Reason #6: You are the exotic foreigner
Women like men with accents. And it’s no secret that men like foreign women. Something about the unfamiliar excites both the sexes. Cross cultural relationships may have obstacles, but I love dating someone from another country. My girlfriend’s life is endlessly fascinating to me because she was raised in another culture. I constantly learn things about her country and background. She teaches me her language, customs, dances, traditions etc. The novelty of beginner mind keeps our relationship fresh, and we continue to grow together.
Reason # 7: History
In Beijing there is a museum exhibit about the Korean War with the title, “War to resist U.S. aggression and aid North Korea.” Everything about history exudes political bias.

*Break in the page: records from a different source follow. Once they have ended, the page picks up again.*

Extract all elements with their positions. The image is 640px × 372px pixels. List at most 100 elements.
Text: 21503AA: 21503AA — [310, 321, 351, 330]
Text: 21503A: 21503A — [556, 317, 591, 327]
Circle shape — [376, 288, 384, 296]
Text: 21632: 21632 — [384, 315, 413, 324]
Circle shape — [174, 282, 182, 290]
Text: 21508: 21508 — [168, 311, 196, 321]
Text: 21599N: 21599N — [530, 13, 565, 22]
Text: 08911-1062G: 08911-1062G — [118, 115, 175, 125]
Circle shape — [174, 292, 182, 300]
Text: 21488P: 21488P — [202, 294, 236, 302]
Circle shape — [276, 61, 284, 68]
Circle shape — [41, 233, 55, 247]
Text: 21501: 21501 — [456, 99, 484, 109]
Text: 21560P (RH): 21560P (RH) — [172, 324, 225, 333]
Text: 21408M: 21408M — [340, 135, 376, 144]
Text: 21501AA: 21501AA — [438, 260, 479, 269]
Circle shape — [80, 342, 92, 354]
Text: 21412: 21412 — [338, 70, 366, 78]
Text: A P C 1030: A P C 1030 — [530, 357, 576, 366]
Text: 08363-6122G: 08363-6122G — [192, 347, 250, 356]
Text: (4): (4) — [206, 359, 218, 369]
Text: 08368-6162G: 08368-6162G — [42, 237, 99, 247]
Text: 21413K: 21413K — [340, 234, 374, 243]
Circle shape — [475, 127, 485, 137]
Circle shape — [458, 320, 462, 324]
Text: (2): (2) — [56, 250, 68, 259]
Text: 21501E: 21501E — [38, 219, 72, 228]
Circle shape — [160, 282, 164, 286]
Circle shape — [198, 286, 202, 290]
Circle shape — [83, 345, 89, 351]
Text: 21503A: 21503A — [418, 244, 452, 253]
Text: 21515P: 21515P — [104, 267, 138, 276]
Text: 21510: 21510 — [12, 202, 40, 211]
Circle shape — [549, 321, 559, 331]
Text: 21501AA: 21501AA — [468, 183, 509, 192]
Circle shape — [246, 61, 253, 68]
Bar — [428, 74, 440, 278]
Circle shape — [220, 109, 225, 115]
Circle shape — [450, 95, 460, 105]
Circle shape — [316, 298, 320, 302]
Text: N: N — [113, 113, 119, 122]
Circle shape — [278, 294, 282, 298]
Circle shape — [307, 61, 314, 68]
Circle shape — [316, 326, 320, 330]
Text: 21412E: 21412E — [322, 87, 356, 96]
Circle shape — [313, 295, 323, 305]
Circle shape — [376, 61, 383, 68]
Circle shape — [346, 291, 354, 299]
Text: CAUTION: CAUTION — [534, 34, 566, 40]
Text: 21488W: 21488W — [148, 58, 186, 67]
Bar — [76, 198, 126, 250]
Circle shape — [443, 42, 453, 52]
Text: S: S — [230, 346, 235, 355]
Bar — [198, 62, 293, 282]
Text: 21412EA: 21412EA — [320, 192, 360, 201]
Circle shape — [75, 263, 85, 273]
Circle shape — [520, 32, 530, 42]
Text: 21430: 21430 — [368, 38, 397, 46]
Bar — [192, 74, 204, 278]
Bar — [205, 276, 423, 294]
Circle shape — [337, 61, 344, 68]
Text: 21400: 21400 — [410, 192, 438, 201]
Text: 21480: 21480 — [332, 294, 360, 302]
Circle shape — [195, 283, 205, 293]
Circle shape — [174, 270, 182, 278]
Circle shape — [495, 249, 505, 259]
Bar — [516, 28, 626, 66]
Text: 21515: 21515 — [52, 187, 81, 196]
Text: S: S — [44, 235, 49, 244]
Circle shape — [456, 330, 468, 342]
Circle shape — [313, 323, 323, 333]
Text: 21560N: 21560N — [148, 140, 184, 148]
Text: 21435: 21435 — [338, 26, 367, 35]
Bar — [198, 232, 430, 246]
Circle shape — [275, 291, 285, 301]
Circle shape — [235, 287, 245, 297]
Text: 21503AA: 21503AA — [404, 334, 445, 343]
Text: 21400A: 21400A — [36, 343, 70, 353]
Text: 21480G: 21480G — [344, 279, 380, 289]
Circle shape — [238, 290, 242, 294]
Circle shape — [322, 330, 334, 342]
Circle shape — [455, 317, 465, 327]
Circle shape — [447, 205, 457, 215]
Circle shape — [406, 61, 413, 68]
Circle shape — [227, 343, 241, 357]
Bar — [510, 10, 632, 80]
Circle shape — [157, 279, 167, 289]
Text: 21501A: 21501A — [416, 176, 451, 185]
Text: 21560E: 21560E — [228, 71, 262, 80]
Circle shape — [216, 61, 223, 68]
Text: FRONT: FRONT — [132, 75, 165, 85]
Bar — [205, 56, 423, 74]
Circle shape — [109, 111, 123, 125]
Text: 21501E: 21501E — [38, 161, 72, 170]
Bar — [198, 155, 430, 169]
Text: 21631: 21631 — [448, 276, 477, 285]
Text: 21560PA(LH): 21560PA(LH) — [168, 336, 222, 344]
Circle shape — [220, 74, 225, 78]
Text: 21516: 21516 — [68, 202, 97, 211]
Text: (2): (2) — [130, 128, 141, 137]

Whether it’s America, France, China, Russia or Vietnam, every country is looking at similar historical facts through a different prism. Understanding these differing opinions is like a historical trig formula. By taking account of each point, you can triangulate a new equation to describe the system. During the Korean War, despite America’s noble rhetoric, we committed horrible atrocities including the bombing of civilian dams.
North Korea’s main irrigation dams were destroyed in the spring of 1953, shortly after the rice had been transplanted. “The subsequent floods scooped clean 27 miles of valley below. . . . The Westerner can little conceive the awesome meaning which the loss of [rice] has for the Asian—starvation and slow death.” Interestingly, in the Nuremberg trials (held just a few years before) the US had held Germany guilty of a war crime for opening Holland’s dikes: an action essentially identical to the bombing of North Korea’s dams by the US.
Sometimes being taken out of your country can give you a new sense of compassion for people around the globe, including those who have fallen victim to the many wars that Americans feel are justified. Feeling bonds of friendship and love that extend past your countries borders seems necessary in an age of rapid globalization.
Vagabonding can add entirely new dimensions to your life, and traveling abroad for a period should be encouraged. There are many benefits to be had from living outside your comfort zone, and the experiences you accrue will never be forgotten.